GOMER (I)
(Go̱mer).
1. Kleinzoon van Noach en de eerstgenoemde zoon van Jafeth; hij werd na de Vloed geboren (Ge 10:1, 2; 1Kr 1:4, 5). Hij en zijn zonen, Askenaz, Rifath en Togarma, behoorden tot „de families van de zonen van Noach naar hun familieafstamming”, en van hen uit hebben de natiën zich na de Vloed over de aarde verspreid. — Ge 10:3, 32.
De van Gomer afstammende natie wordt in de geschiedenis in verband gebracht met de oude Cimmeriërs, een Arisch volk dat zich klaarblijkelijk in het gebied ten N van de Zwarte Zee vestigde. In de 8ste eeuw v.G.T., tijdens de regering van de Assyrische koning Sargon, werden zij blijkbaar door de Scythen over de Kaukasus (het gebergte tussen de Zwarte en de Kaspische Zee) gedreven. De Cimmeriërs stormden door Klein-Azië heen, waarbij zij het koninkrijk Urartu (Ararat) aanvielen en het oostelijke deel van Klein-Azië binnendrongen. De Armeense naam voor Kappadocië, Gamirkʽ, herinnert ongetwijfeld aan hun invasie. Aangezien de Cimmeriërs zich in het O tegenover een sterk Assyrisch rijk gesteld zagen, rukten zij in westelijke richting op en streden tegen de Frygiërs en de Lydiërs. Ten slotte werden zij door de Lydische koning Alyattes (voorganger van Croesus) uit Lydië verdreven.
In Ezechiëls profetie (welk geschrift kennelijk ca. 591 v.G.T. voltooid werd) betreffende de aanval van „Gog van het land Magog” op het weer bijeengebrachte volk van Jehovah, worden „Gomer en al zijn krijgsbenden” samen met Togarma „uit de meest afgelegen streken van het noorden, en al zijn krijgsbenden,” onder Gogs strijdkrachten genoemd. — Ez 38:2-8; zie GOG nr. 2; MAGOG nr. 2; TOGARMA.
2. De dochter van Diblaïm, die op last van Jehovah de vrouw van de profeet Hosea werd (Ho 1:2, 3).
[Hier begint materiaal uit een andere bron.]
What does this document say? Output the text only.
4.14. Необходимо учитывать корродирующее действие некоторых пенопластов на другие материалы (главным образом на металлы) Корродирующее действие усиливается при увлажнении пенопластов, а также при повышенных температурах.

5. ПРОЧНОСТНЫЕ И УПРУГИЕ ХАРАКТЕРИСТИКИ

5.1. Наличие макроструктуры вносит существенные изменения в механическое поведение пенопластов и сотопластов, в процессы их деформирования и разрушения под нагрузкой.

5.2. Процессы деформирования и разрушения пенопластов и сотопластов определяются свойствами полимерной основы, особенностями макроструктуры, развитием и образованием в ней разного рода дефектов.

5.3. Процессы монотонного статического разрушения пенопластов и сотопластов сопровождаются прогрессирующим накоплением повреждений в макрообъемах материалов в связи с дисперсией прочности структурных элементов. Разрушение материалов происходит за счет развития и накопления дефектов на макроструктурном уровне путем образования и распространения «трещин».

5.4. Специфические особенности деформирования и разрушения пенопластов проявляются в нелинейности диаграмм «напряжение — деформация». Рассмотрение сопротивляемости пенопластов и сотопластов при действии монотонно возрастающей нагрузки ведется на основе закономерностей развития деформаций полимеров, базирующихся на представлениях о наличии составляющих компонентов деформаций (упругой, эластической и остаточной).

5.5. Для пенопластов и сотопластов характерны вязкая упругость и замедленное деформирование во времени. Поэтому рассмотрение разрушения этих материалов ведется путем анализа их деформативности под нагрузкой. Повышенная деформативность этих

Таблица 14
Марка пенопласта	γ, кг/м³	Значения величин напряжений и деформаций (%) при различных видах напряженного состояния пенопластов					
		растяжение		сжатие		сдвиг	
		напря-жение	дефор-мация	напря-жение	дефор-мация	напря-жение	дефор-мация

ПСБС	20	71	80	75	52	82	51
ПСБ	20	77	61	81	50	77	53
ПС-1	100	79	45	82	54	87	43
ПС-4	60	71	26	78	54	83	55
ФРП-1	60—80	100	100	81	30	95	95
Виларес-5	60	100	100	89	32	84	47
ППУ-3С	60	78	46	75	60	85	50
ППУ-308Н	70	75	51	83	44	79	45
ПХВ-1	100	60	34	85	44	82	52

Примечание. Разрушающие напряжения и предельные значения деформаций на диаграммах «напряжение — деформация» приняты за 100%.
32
Gomer baarde daarna drie kinderen, wier betekenisvolle namen door God werden gebruikt om te voorzeggen welke rampspoed Israël zou treffen als gevolg van zijn geestelijke overspel in de vorm van afgoderij. In het verslag over de geboorte van het eerste kind, een zoon genaamd Jizreël, wordt gezegd dat Gomer „hem [Hosea] . . . een zoon baarde”. In verband met de geboorte van de volgende twee kinderen wordt echter niet vermeld dat de profeet de vader was. Derhalve neemt men aan dat zij waarschijnlijk onwettig waren (Ho 1:3-9). Uit Hosea 3:1-3 schijnt opgemaakt te kunnen worden dat Gomer, nadat zij overspel had gepleegd, door de profeet voor de prijs van een slavin gekocht en teruggenomen werd. Op deze wijze werd geïllustreerd dat Israël op grond van het door de natie betoonde berouw weer in Gods gunst hersteld zou worden.